Lo de Atala debe pasar a una fase de corroboración que, de acuerdo a sus afirmaciones, puede superarse fácilmente. Basta que se verifiquen retiros sistemáticos de sus cuentas bancarias entre el 2010 y 2018, la compensación recibida desde la cuenta de Andorra, el intercambio de llamadas telefónicas con el fallecido expresidente y registro de visitas a Palacio para hallar mínimamente razonable su imputación.

Donayre –para quien increíblemente no se le aplicó un plan de seguimiento policial desde la primera sentencia suprema pese a la experiencia padecida con Benicio Ríos, otro congresista desaforado del Parlamento que eludió la detención inmediata– no podrá llegar muy lejos. Esto si realmente las autoridades quieran ubicarlo con el baldón que tienen luego de la fuga de César Hinostroza.

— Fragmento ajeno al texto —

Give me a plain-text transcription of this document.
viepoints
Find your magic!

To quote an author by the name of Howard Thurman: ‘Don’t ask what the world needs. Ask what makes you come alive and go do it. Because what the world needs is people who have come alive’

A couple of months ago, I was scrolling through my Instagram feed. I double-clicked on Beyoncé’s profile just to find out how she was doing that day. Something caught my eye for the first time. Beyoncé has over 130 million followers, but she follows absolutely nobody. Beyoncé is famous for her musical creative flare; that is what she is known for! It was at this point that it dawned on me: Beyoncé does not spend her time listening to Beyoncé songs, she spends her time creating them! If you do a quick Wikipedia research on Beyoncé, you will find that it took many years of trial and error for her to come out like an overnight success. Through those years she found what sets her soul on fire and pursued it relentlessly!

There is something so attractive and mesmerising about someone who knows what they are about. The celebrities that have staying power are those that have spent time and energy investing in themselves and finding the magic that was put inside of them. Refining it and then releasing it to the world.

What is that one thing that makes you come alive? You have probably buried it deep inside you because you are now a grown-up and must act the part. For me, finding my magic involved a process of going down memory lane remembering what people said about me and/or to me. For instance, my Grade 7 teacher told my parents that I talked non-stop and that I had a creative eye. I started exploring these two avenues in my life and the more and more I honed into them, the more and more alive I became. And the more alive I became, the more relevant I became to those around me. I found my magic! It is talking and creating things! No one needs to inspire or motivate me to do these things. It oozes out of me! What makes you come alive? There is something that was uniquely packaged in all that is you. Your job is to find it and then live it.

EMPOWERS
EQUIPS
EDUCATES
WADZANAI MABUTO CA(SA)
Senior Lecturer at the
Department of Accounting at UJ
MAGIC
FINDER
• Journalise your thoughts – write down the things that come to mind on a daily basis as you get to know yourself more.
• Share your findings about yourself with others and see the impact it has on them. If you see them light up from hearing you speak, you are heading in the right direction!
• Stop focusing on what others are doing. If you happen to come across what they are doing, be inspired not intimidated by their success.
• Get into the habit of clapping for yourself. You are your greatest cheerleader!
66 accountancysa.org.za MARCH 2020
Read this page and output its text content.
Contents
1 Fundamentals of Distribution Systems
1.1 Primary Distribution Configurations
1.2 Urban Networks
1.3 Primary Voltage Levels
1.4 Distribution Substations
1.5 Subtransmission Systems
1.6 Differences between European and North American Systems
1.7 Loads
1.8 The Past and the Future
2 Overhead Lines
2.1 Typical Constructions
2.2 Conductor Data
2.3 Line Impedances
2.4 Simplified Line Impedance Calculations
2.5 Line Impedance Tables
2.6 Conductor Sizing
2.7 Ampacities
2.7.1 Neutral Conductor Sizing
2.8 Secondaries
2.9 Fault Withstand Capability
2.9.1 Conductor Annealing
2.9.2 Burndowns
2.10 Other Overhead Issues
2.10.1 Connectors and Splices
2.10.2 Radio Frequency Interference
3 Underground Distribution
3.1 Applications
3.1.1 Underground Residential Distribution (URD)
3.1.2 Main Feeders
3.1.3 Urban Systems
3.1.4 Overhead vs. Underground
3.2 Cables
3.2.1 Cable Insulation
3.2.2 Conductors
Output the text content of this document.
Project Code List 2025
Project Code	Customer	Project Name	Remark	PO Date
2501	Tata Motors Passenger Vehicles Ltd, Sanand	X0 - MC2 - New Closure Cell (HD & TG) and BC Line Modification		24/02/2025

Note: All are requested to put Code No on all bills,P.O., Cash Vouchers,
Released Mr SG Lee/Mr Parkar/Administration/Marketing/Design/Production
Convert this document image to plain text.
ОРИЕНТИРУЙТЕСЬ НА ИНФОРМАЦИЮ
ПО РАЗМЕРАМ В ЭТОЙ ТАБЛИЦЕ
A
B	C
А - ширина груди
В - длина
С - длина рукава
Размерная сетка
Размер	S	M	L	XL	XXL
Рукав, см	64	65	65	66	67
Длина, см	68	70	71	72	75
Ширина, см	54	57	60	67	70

Lo de los Chávez Sotelo suena a un arreglo político-judicial pero la apuesta por la tesis del abuso de las detenciones preventivas merece saludar la medida. Igual el caso de Cornejo Ramírez y compañía, a quien ni Jorge Barata u otro funcionario de Odebrecht mencionan como receptor de dinero ilegal. Y lo de Foronda avisa que la resocialización laboral de un terrorista liberado no debe darse en el aparato público.

“Un gran poder conlleva a una gran responsabilidad”, dijo Franklin D. Roosevelt en el último discurso previo a su muerte. La frase la recordamos por la versión de El Hombre Araña del recientemente desaparecido Stan Lee. Deberíamos gritársela a nuestros operadores judiciales. Porque es la hora de la justicia y ésta debe ejercerse con firmeza pero también con enorme ponderación.